Q: Some of us “laypeople” suspect (tongue in cheek) that your clients like Jessica Alba or Scarlett Johansson are just different from us on a molecular level! Can you share some down to earth info about what challenges any one of your celebrity clients have overcome?

A: The biggest challenge for Jessica Alba and Halle Berry and Ashley Simpson was getting their post baby bodies back after their first children were born. I was there helping all three new moms achieve this.

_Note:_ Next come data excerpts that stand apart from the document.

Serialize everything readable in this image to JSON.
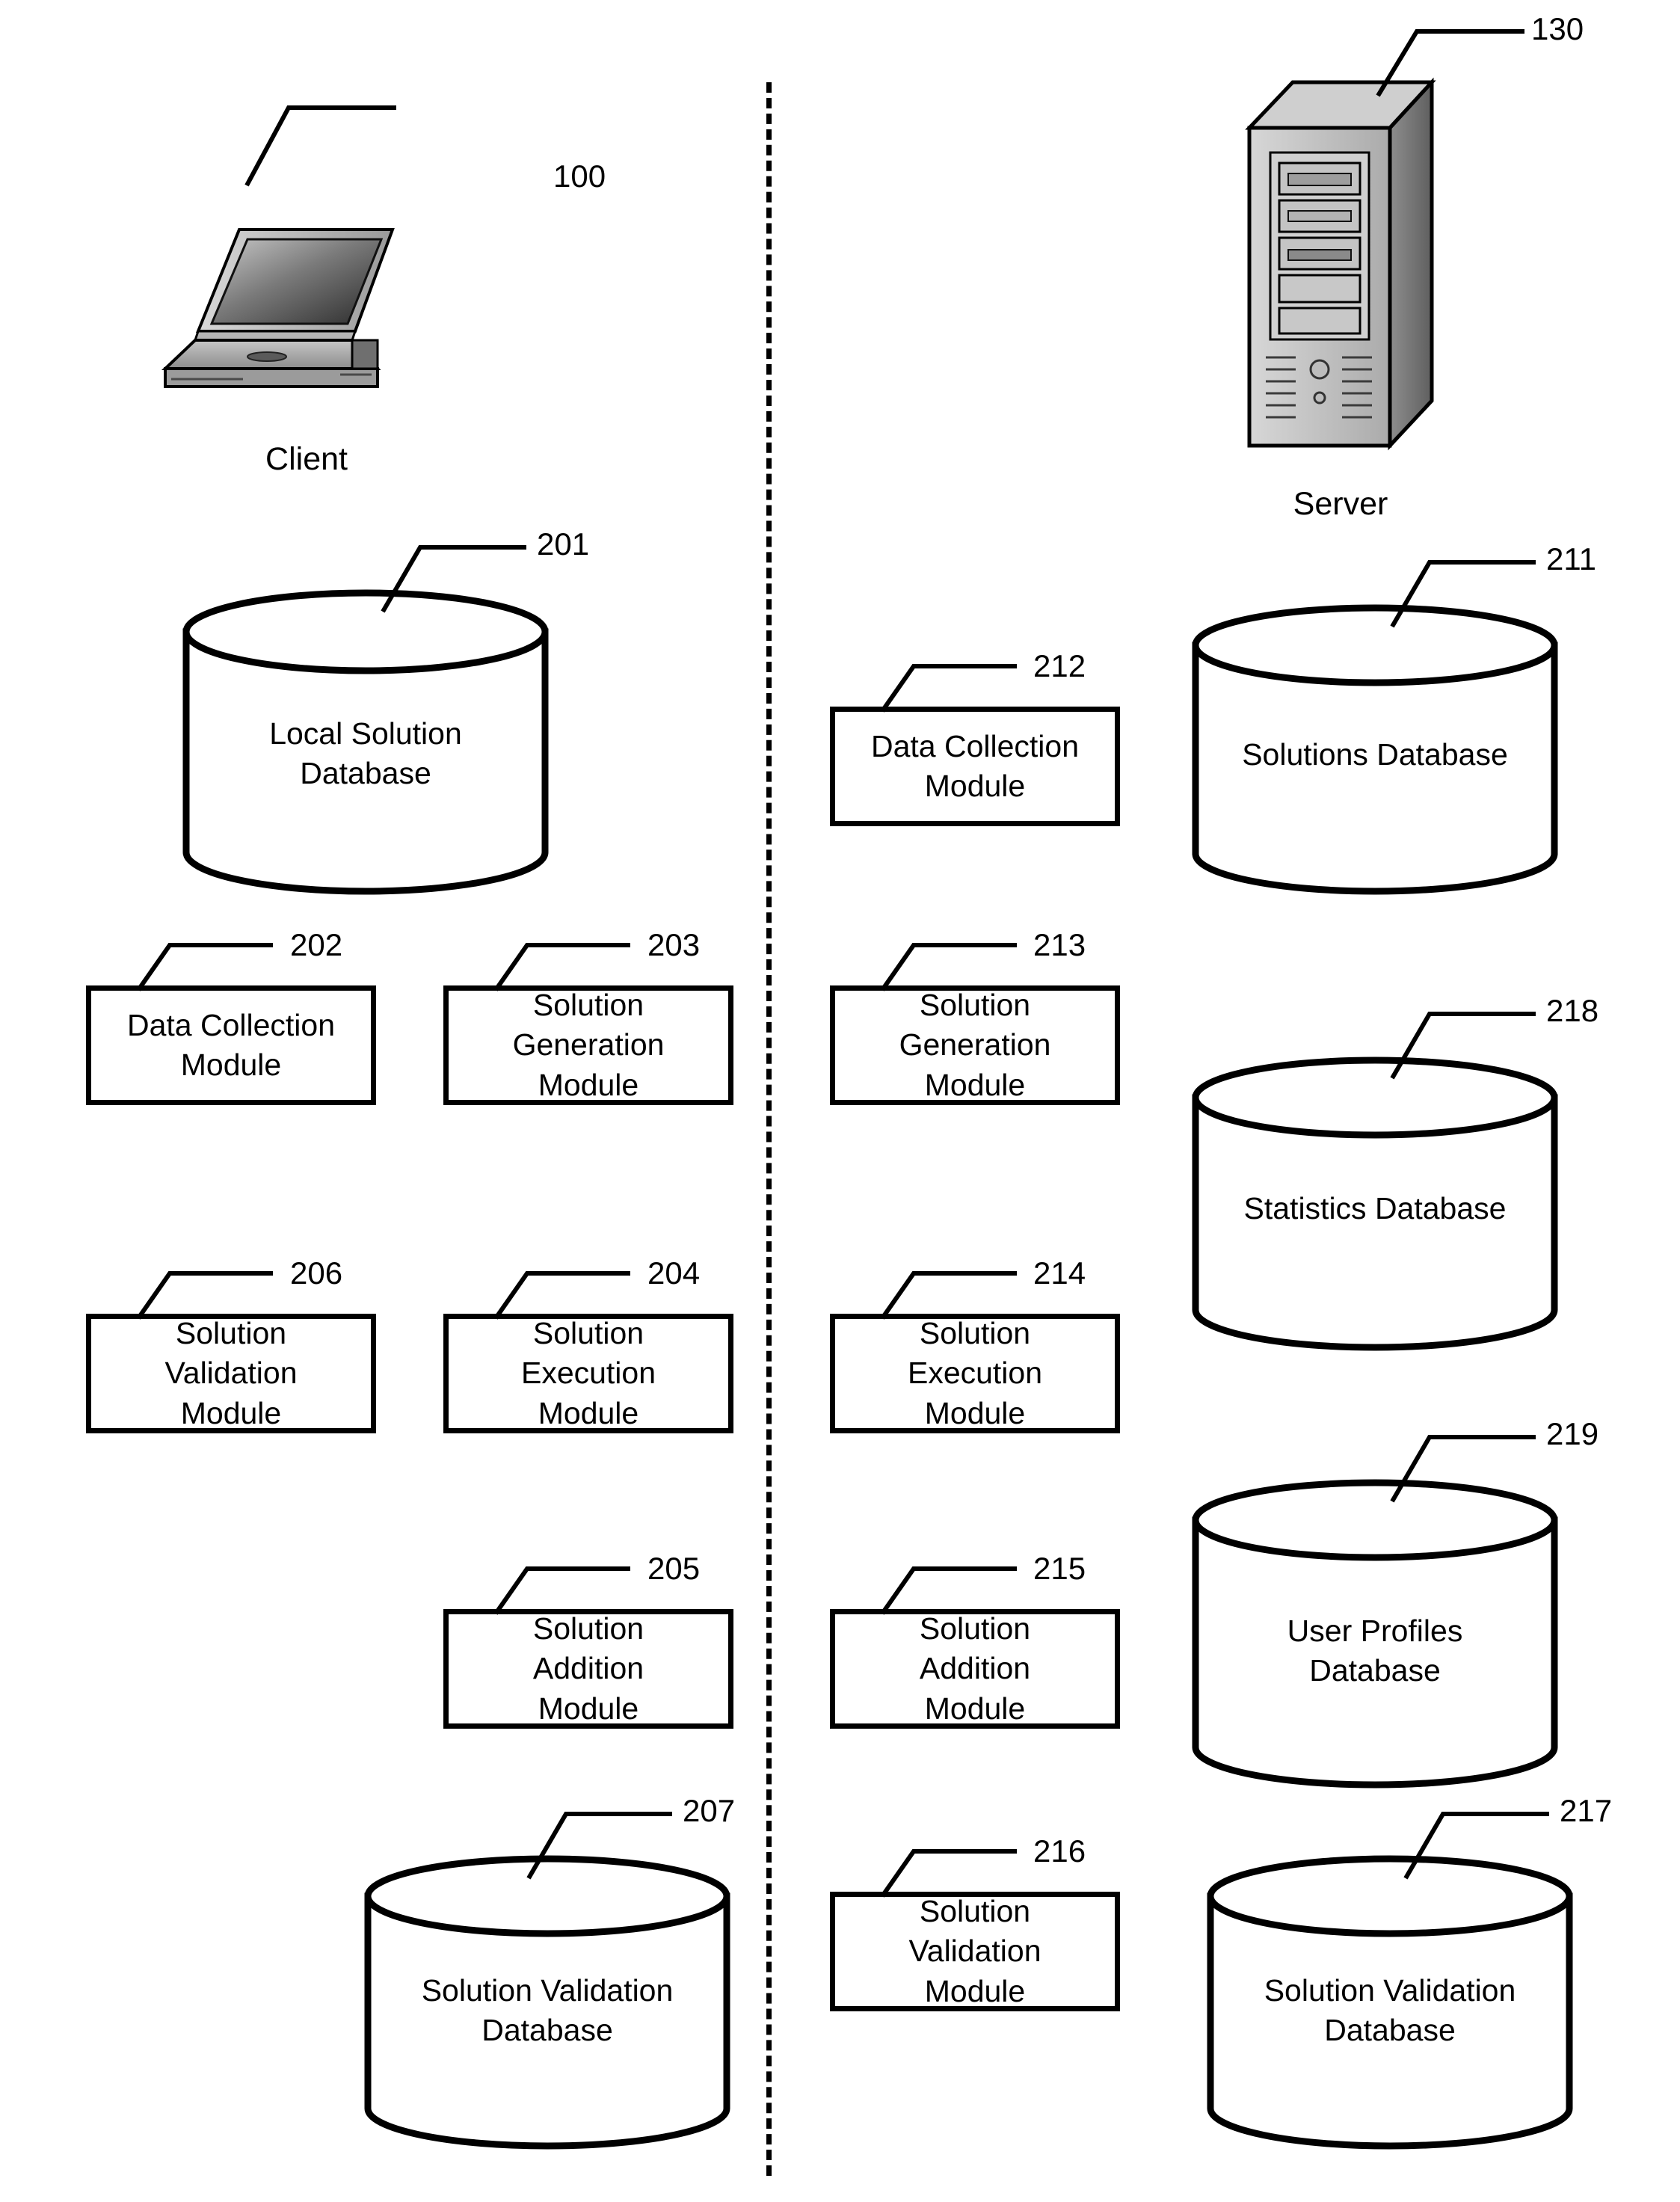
{
  "figure": {
    "title": "Client-Server Solution System Block Diagram",
    "divider": "dashed-vertical-separator"
  },
  "client_side": {
    "caption": "Client",
    "device_ref": "100",
    "device_icon": "laptop-icon",
    "nodes": [
      {
        "ref": "201",
        "label": "Local Solution\nDatabase",
        "shape": "cylinder"
      },
      {
        "ref": "202",
        "label": "Data Collection\nModule",
        "shape": "rect"
      },
      {
        "ref": "203",
        "label": "Solution\nGeneration\nModule",
        "shape": "rect"
      },
      {
        "ref": "206",
        "label": "Solution\nValidation\nModule",
        "shape": "rect"
      },
      {
        "ref": "204",
        "label": "Solution\nExecution\nModule",
        "shape": "rect"
      },
      {
        "ref": "205",
        "label": "Solution\nAddition\nModule",
        "shape": "rect"
      },
      {
        "ref": "207",
        "label": "Solution Validation\nDatabase",
        "shape": "cylinder"
      }
    ]
  },
  "server_side": {
    "caption": "Server",
    "device_ref": "130",
    "device_icon": "server-tower-icon",
    "nodes": [
      {
        "ref": "212",
        "label": "Data Collection\nModule",
        "shape": "rect"
      },
      {
        "ref": "213",
        "label": "Solution\nGeneration\nModule",
        "shape": "rect"
      },
      {
        "ref": "214",
        "label": "Solution\nExecution\nModule",
        "shape": "rect"
      },
      {
        "ref": "215",
        "label": "Solution\nAddition\nModule",
        "shape": "rect"
      },
      {
        "ref": "216",
        "label": "Solution\nValidation\nModule",
        "shape": "rect"
      },
      {
        "ref": "211",
        "label": "Solutions Database",
        "shape": "cylinder"
      },
      {
        "ref": "218",
        "label": "Statistics Database",
        "shape": "cylinder"
      },
      {
        "ref": "219",
        "label": "User Profiles\nDatabase",
        "shape": "cylinder"
      },
      {
        "ref": "217",
        "label": "Solution Validation\nDatabase",
        "shape": "cylinder"
      }
    ]
  },
  "colors": {
    "stroke": "#000000",
    "fill": "#ffffff",
    "background": "#ffffff"
  }
}
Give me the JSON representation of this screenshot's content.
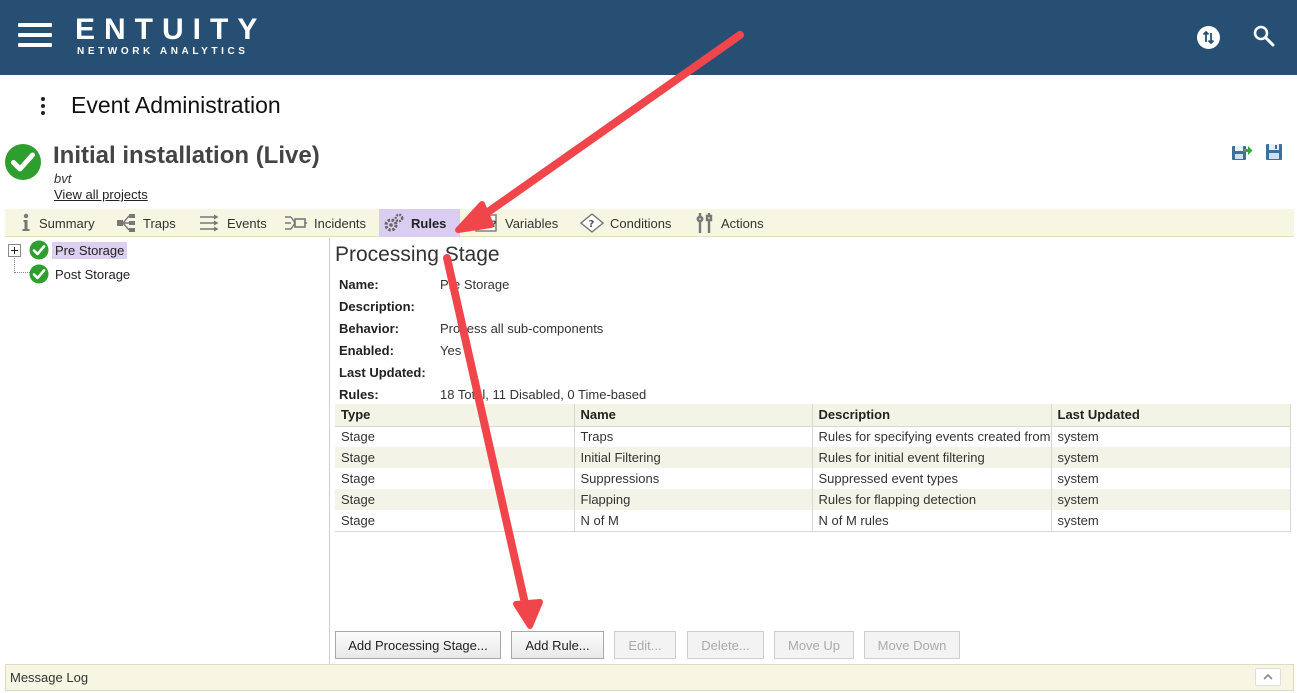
{
  "app": {
    "brand_name": "ENTUITY",
    "brand_sub": "NETWORK ANALYTICS",
    "header_bg": "#274f73"
  },
  "page": {
    "title": "Event Administration"
  },
  "project": {
    "title": "Initial installation (Live)",
    "subtitle": "bvt",
    "view_all_link": "View all projects"
  },
  "tabs": [
    {
      "label": "Summary",
      "icon": "info-icon"
    },
    {
      "label": "Traps",
      "icon": "traps-icon"
    },
    {
      "label": "Events",
      "icon": "events-icon"
    },
    {
      "label": "Incidents",
      "icon": "incidents-icon"
    },
    {
      "label": "Rules",
      "icon": "gears-icon",
      "active": true
    },
    {
      "label": "Variables",
      "icon": "variables-icon"
    },
    {
      "label": "Conditions",
      "icon": "conditions-icon"
    },
    {
      "label": "Actions",
      "icon": "actions-icon"
    }
  ],
  "tree": {
    "items": [
      {
        "label": "Pre Storage",
        "selected": true
      },
      {
        "label": "Post Storage",
        "selected": false
      }
    ]
  },
  "stage": {
    "title": "Processing Stage",
    "props": [
      {
        "key": "Name:",
        "value": "Pre Storage"
      },
      {
        "key": "Description:",
        "value": ""
      },
      {
        "key": "Behavior:",
        "value": "Process all sub-components"
      },
      {
        "key": "Enabled:",
        "value": "Yes"
      },
      {
        "key": "Last Updated:",
        "value": ""
      },
      {
        "key": "Rules:",
        "value": "18 Total, 11 Disabled, 0 Time-based"
      }
    ]
  },
  "table": {
    "columns": [
      "Type",
      "Name",
      "Description",
      "Last Updated"
    ],
    "rows": [
      [
        "Stage",
        "Traps",
        "Rules for specifying events created from traps",
        "system"
      ],
      [
        "Stage",
        "Initial Filtering",
        "Rules for initial event filtering",
        "system"
      ],
      [
        "Stage",
        "Suppressions",
        "Suppressed event types",
        "system"
      ],
      [
        "Stage",
        "Flapping",
        "Rules for flapping detection",
        "system"
      ],
      [
        "Stage",
        "N of M",
        "N of M rules",
        "system"
      ]
    ]
  },
  "buttons": {
    "add_stage": "Add Processing Stage...",
    "add_rule": "Add Rule...",
    "edit": "Edit...",
    "delete": "Delete...",
    "move_up": "Move Up",
    "move_down": "Move Down"
  },
  "message_log": {
    "label": "Message Log"
  },
  "colors": {
    "accent_active_tab": "#d9cdf2",
    "annotation_arrow": "#f0464b",
    "ok_green": "#2e9e2e"
  }
}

It was tough for them, as it is for all new moms. Having to get up early to train, while not having sleep, or having crying babies to deal with, just like any new mom, was challenging. Feeling heavy and out of shape was something they had to handle as well. But they did.

I think the unique quality that actors possess is their tenacity and their ability to focus on a goal. It is something we can all practice doing; it is not something that they possess on a molecular level. Athletes, too, can hone in on this quality. If we practice, we, too, can achieve what they do. I believe it, and I have seen it.